Wednesday, July 02, 2014

Pearson vs. Spearman: A Tale of Two Correlations

One of the most rudimentary yet most valuable types of statistics you can calculate for two data sets is their correlation value. Two widely used correlation methods are the Pearson method (which is what we normally think of when we think "correlation coefficient"),  and the Spearman Rank Coefficient method. Which is which? When would you use one rather than the other?

The Pearson method is based on the idea that if Measurement 1 tracks Measurement 2 (whether directly or inversely), you can get some idea of how "linked" they are by calculating Pearson's r (the correlation coefficient), which is a quantity derived from the products of the differences between each M1 and its average and each M2 and its average, duly normalized. The exact formula is here. Rather than talk about the math, I want to talk about the intuitive interpretation. The crucial point is that Pearson's r will be a real value between minus-one and plus-one. Minus-one means the data are negatively correlated, like CEO performance and pay. Okay, that was a lame example. How about age and beauty? No. Wait. That's kind of lame too. How about the mass of a car and its gas mileage? One goes up, the other goes down. That's negative correlation.

The statistical significance of a correlation depends on the magnitude of the correlation and the number of data points used in its computation. To get an idea of how that works, play around with this calculator. Basically, a low correlation value can still be highly significant if there are enough data points. That's the main idea.

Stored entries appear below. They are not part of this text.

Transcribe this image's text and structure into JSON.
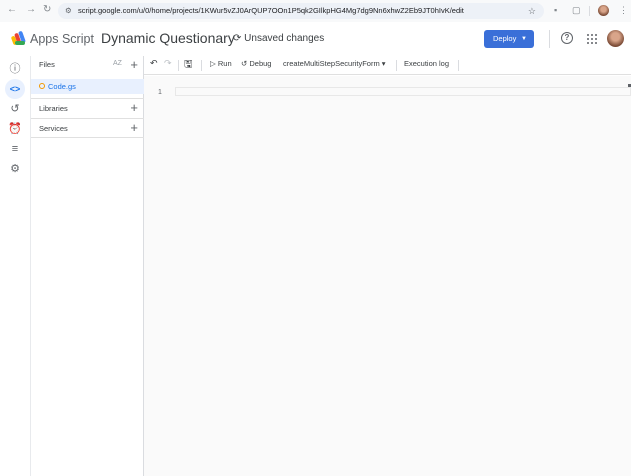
{
  "browser": {
    "url": "script.google.com/u/0/home/projects/1KWur5vZJ0ArQUP7OOn1P5qk2GIlkpHG4Mg7dg9Nn6xhwZ2Eb9JT0hIvK/edit"
  },
  "header": {
    "app_name": "Apps Script",
    "project_title": "Dynamic Questionary",
    "save_status": "Unsaved changes",
    "deploy_label": "Deploy",
    "help": "?"
  },
  "files_panel": {
    "files_label": "Files",
    "sort_label": "AZ",
    "files": [
      {
        "name": "Code.gs"
      }
    ],
    "libraries_label": "Libraries",
    "services_label": "Services"
  },
  "toolbar": {
    "run_label": "Run",
    "debug_label": "Debug",
    "function_select": "createMultiStepSecurityForm",
    "execution_log_label": "Execution log"
  },
  "editor": {
    "line_numbers": [
      "1"
    ]
  },
  "colors": {
    "accent": "#1a73e8",
    "deploy": "#3a6fd8"
  }
}
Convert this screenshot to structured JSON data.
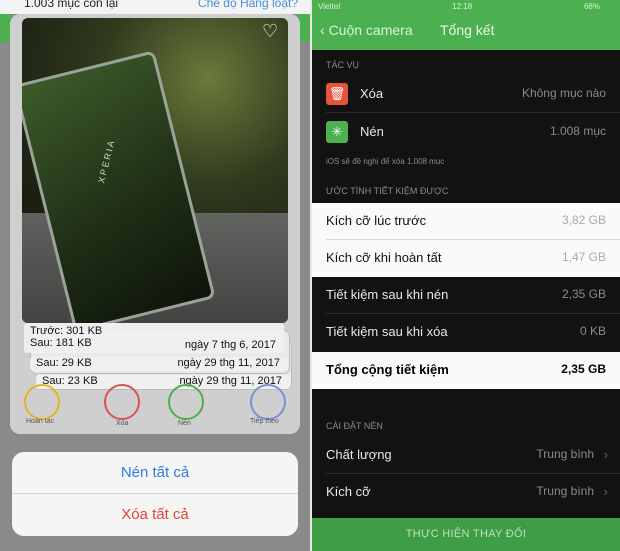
{
  "left": {
    "remaining_count": "1.003 mục còn lại",
    "mode_link": "Chế độ Hàng loạt?",
    "photo_brand": "XPERIA",
    "cards": [
      {
        "before": "Trước: 301 KB",
        "after": "Sau: 181 KB",
        "date": "ngày 7 thg 6, 2017"
      },
      {
        "after": "Sau: 29 KB",
        "date": "ngày 29 thg 11, 2017"
      },
      {
        "after": "Sau: 23 KB",
        "date": "ngày 29 thg 11, 2017"
      }
    ],
    "bottom_actions": [
      "Hoàn tác",
      "Xóa",
      "Nén",
      "Tiếp theo"
    ],
    "action_sheet": {
      "compress_all": "Nén tất cả",
      "delete_all": "Xóa tất cả"
    }
  },
  "right": {
    "status": {
      "carrier": "Viettel",
      "time": "12:18",
      "battery": "68%"
    },
    "nav": {
      "back": "Cuộn camera",
      "title": "Tổng kết"
    },
    "tasks_header": "TÁC VỤ",
    "tasks": [
      {
        "label": "Xóa",
        "value": "Không mục nào",
        "icon": "trash-icon",
        "color": "#e5533b"
      },
      {
        "label": "Nén",
        "value": "1.008 mục",
        "icon": "compress-icon",
        "color": "#4caf50"
      }
    ],
    "tasks_note": "iOS sẽ đề nghị để xóa 1.008 mục",
    "savings_header": "ƯỚC TÍNH TIẾT KIỆM ĐƯỢC",
    "savings": [
      {
        "label": "Kích cỡ lúc trước",
        "value": "3,82 GB",
        "highlight": true
      },
      {
        "label": "Kích cỡ khi hoàn tất",
        "value": "1,47 GB",
        "highlight": true
      },
      {
        "label": "Tiết kiệm sau khi nén",
        "value": "2,35 GB",
        "highlight": false
      },
      {
        "label": "Tiết kiệm sau khi xóa",
        "value": "0 KB",
        "highlight": false
      }
    ],
    "total": {
      "label": "Tổng cộng tiết kiệm",
      "value": "2,35 GB"
    },
    "compress_settings_header": "CÀI ĐẶT NÉN",
    "compress_settings": [
      {
        "label": "Chất lượng",
        "value": "Trung bình"
      },
      {
        "label": "Kích cỡ",
        "value": "Trung bình"
      }
    ],
    "apply_button": "THỰC HIỆN THAY ĐỔI"
  }
}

Spearman's rank coefficient is similar to Pearson in producing a value from -1 to +1, but you would use Spearman (instead of Pearson) when the rank order of the data are important in some way. Let's consider a couple of examples. A hundred people take a standardized test (like the SAT or GRE), producing 100 English scores and 100 Math scores. You want to know if one is correlated with the other. Pearson's method is the natural choice.

But say you hold a wine-tasting party and you have guests rate ten wines on a decimal scale from zero to ten. You want to know how the judges' scores correlate with the wines' prices. Is the best-tasting wine the most expensive wine? Is the second-best-tasting wine the second-most-expensive? Etc. This is a situation calling for Spearman rather than Pearson. It's perfectly okay to use Pearson here, but you might not be as satisfied with the result. 

In the Spearman test, you would sort the judges' scores to obtain a rank ordering of wines by the "taste test." Then you would calculate scores using the Spearman formula, which values co-rankings rather than covariances per se. Here's the intuitive explanation: Say the most expensive wine costs 200 times more than the cheapest wine. Is it reasonable to expect that the most expensive wine will taste 200 times better than the cheapest wine? Will people score the best wine '10' and the worst wine '0.05'? Probably not. What you're interested in is whether the taste rankings track price in an orderly way. That's what Spearman is designed to find out.

If the taste scores are [10,9.8,8,7.8,7.7,7,6,5,4,2] and the wine prices are [200,44,32,24,22,17,15,12,8,4], the Spearman coefficient (calculator here) will be 1.0, because the taste scores (in rank order) exactly tracked the prices, whereas Pearson's r (calculator here) will be 0.613, because the taste scores didn't vary in magnitude the same way that the prices did. But say the most expensive wine comes in 4th place for taste. In other words, the second array is [44,32,24,200,22,17,15,12,8,4] but the first array is unchanged. Now Spearman gives 0.927 whereas Pearson gives 0.333. The Spearman score achieves statistical significance (p<.001) whereas Pearson does not.

There are plenty of caveats behind each method, which you can and should read up on at Wikipedia or elsewhere. But the main intuition is that if rank order is important for your data, consider Spearman. Otherwise Pearson will probably suffice.